UBC Squad Knocks Stanford and Berkeley Out of the “Geek Olympics”

For the third year in a row, a UBC student team has beat out Stanford and Berkeley to take top prize in the Pacific Northwest Regional round of an international contest affectionately named the Geek Olympics by programming enthusiasts.

Sponsored by IBM and the Association for Computing Machinery (ACM), the 30 th Annual International Collegiate Programming Contest attracted more than 5,000 university teams world-wide. The top two to three teams from each of 35 regionals advance to the world finals next April in San Antonio, Texas.

“Stanford and Berkeley don’t get to compete in the world finals this year because UBC and SFU took the top two places in our region,” says Bartholomew Furrow, a UBC physics master’s student and coach of the team of mostly computer science students.

Contestants, in teams of three, are asked to solve as many real world — and some less practical — programming problems as possible in five hours, while sharing one computer and one keyboard. The problems included helping a student figure out how many semesters it would take to graduate from a variety of universities, analyzing a sequence of moves in a board game, and the fantasy challenge of rescuing a platoon of leaping lizards from a flaming labyrinth.

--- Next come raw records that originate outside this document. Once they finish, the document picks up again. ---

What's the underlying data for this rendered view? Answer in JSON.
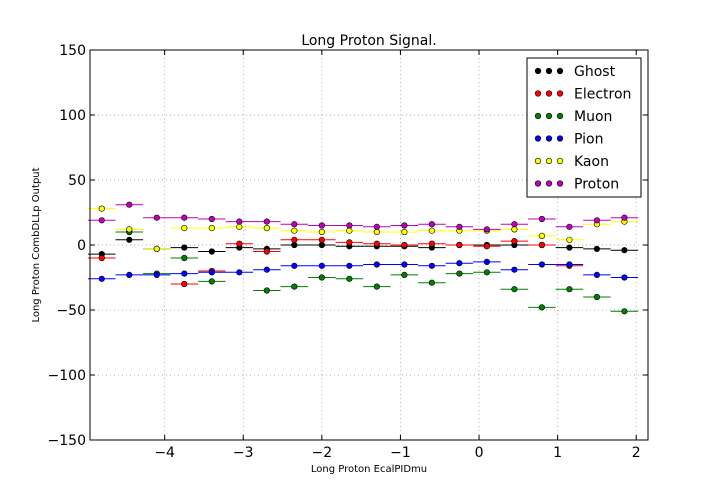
{
  "chart_data": {
    "type": "scatter",
    "title": "Long Proton Signal.",
    "xlabel": "Long Proton EcalPIDmu",
    "ylabel": "Long Proton CombDLLp Output",
    "xlim": [
      -4.95,
      2.15
    ],
    "ylim": [
      -150,
      150
    ],
    "xticks": [
      -4,
      -3,
      -2,
      -1,
      0,
      1,
      2
    ],
    "xtick_labels": [
      "−4",
      "−3",
      "−2",
      "−1",
      "0",
      "1",
      "2"
    ],
    "yticks": [
      -150,
      -100,
      -50,
      0,
      50,
      100,
      150
    ],
    "ytick_labels": [
      "−150",
      "−100",
      "−50",
      "0",
      "50",
      "100",
      "150"
    ],
    "grid": true,
    "legend_position": "top-right",
    "bin_half_width": 0.175,
    "x": [
      -4.8,
      -4.45,
      -4.1,
      -3.75,
      -3.4,
      -3.05,
      -2.7,
      -2.35,
      -2.0,
      -1.65,
      -1.3,
      -0.95,
      -0.6,
      -0.25,
      0.1,
      0.45,
      0.8,
      1.15,
      1.5,
      1.85
    ],
    "series": [
      {
        "name": "Ghost",
        "color": "#000000",
        "values": [
          -7,
          4,
          -3,
          -2,
          -5,
          -2,
          -3,
          0,
          0,
          -1,
          -1,
          -1,
          -2,
          0,
          0,
          0,
          0,
          -2,
          -3,
          -4
        ]
      },
      {
        "name": "Electron",
        "color": "#ff0000",
        "values": [
          -10,
          10,
          null,
          -30,
          -20,
          1,
          -5,
          4,
          4,
          2,
          1,
          0,
          1,
          0,
          -1,
          3,
          0,
          -16,
          null,
          null
        ]
      },
      {
        "name": "Muon",
        "color": "#008000",
        "values": [
          null,
          10,
          -22,
          -10,
          -28,
          null,
          -35,
          -32,
          -25,
          -26,
          -32,
          -23,
          -29,
          -22,
          -21,
          -34,
          -48,
          -34,
          -40,
          -51
        ]
      },
      {
        "name": "Pion",
        "color": "#0000ff",
        "values": [
          -26,
          -23,
          -23,
          -22,
          -21,
          -21,
          -19,
          -16,
          -16,
          -16,
          -15,
          -15,
          -16,
          -14,
          -13,
          -19,
          -15,
          -15,
          -23,
          -25
        ]
      },
      {
        "name": "Kaon",
        "color": "#ffff00",
        "values": [
          28,
          12,
          -3,
          13,
          13,
          14,
          13,
          11,
          10,
          11,
          10,
          10,
          11,
          11,
          11,
          12,
          7,
          4,
          16,
          18
        ]
      },
      {
        "name": "Proton",
        "color": "#bf00bf",
        "values": [
          19,
          31,
          21,
          21,
          20,
          18,
          18,
          16,
          15,
          15,
          14,
          15,
          16,
          14,
          12,
          16,
          20,
          14,
          19,
          21
        ]
      }
    ]
  }
}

Furrow, who competed twice as an undergraduate while at Queen’s University and once as a grad student at UBC, says the secret to UBC’s consistently high performance is simple. “We just have fun,” he says.

“We spend up to at least 10 hours a week practicing as a group, and that doesn’t include the ongoing e-mail discussions and board game nights to help build team rapport,” says Furrow, whose performance at previous competitions earned him two summer internships at Google Inc. and an offer to work full-time there upon graduation.

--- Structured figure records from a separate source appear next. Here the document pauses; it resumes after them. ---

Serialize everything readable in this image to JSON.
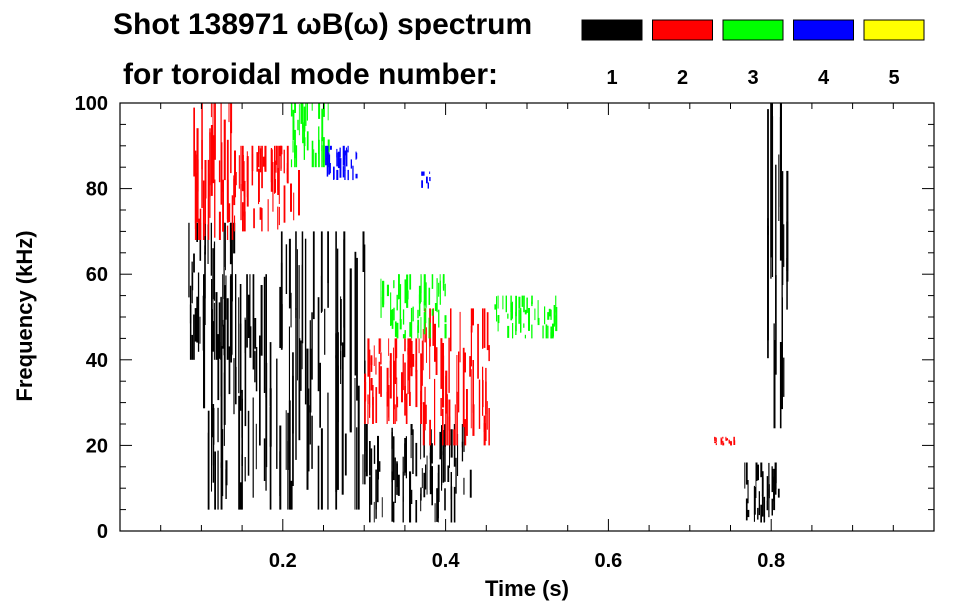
{
  "title_line1": "Shot 138971 ωB(ω) spectrum",
  "title_line2": "for toroidal mode number:",
  "chart_data": {
    "type": "heatmap",
    "title": "Shot 138971 ωB(ω) spectrum for toroidal mode number:",
    "xlabel": "Time (s)",
    "ylabel": "Frequency (kHz)",
    "xlim": [
      0.0,
      1.0
    ],
    "ylim": [
      0,
      100
    ],
    "x_ticks": [
      "0.2",
      "0.4",
      "0.6",
      "0.8"
    ],
    "x_tick_values": [
      0.2,
      0.4,
      0.6,
      0.8
    ],
    "y_ticks": [
      "0",
      "20",
      "40",
      "60",
      "80",
      "100"
    ],
    "y_tick_values": [
      0,
      20,
      40,
      60,
      80,
      100
    ],
    "grid": false,
    "legend_placement": "top-right",
    "series": [
      {
        "name": "1",
        "color": "#000000",
        "regions": [
          {
            "t": [
              0.08,
              0.14
            ],
            "f": [
              40,
              72
            ]
          },
          {
            "t": [
              0.1,
              0.18
            ],
            "f": [
              5,
              60
            ]
          },
          {
            "t": [
              0.18,
              0.3
            ],
            "f": [
              5,
              70
            ]
          },
          {
            "t": [
              0.3,
              0.43
            ],
            "f": [
              2,
              25
            ]
          },
          {
            "t": [
              0.765,
              0.81
            ],
            "f": [
              2,
              16
            ]
          },
          {
            "t": [
              0.795,
              0.82
            ],
            "f": [
              24,
              100
            ]
          }
        ]
      },
      {
        "name": "2",
        "color": "#ff0000",
        "regions": [
          {
            "t": [
              0.09,
              0.14
            ],
            "f": [
              68,
              100
            ]
          },
          {
            "t": [
              0.14,
              0.22
            ],
            "f": [
              70,
              90
            ]
          },
          {
            "t": [
              0.3,
              0.38
            ],
            "f": [
              25,
              45
            ]
          },
          {
            "t": [
              0.37,
              0.46
            ],
            "f": [
              20,
              52
            ]
          },
          {
            "t": [
              0.73,
              0.76
            ],
            "f": [
              20,
              22
            ]
          }
        ]
      },
      {
        "name": "3",
        "color": "#00ff00",
        "regions": [
          {
            "t": [
              0.21,
              0.26
            ],
            "f": [
              85,
              100
            ]
          },
          {
            "t": [
              0.32,
              0.4
            ],
            "f": [
              45,
              60
            ]
          },
          {
            "t": [
              0.46,
              0.54
            ],
            "f": [
              45,
              55
            ]
          }
        ]
      },
      {
        "name": "4",
        "color": "#0000ff",
        "regions": [
          {
            "t": [
              0.25,
              0.29
            ],
            "f": [
              82,
              90
            ]
          },
          {
            "t": [
              0.37,
              0.38
            ],
            "f": [
              80,
              84
            ]
          }
        ]
      },
      {
        "name": "5",
        "color": "#ffff00",
        "regions": []
      }
    ]
  }
}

“This is why collaboration is so important in preparing for the competition,” says Furrow. “You can’t win by simply being excellent geeks, you have to win by being an excellent team.”

In addition to programming and team skills, Furrow attests from personal experience that participating in the contest can have some unexpected benefits. He met his girlfriend in the 2004 Prague World Finals. “I was pretty lucky because out of 219 contests, there were only eight girls. She was on the University of Calgary team and we just hit it off.”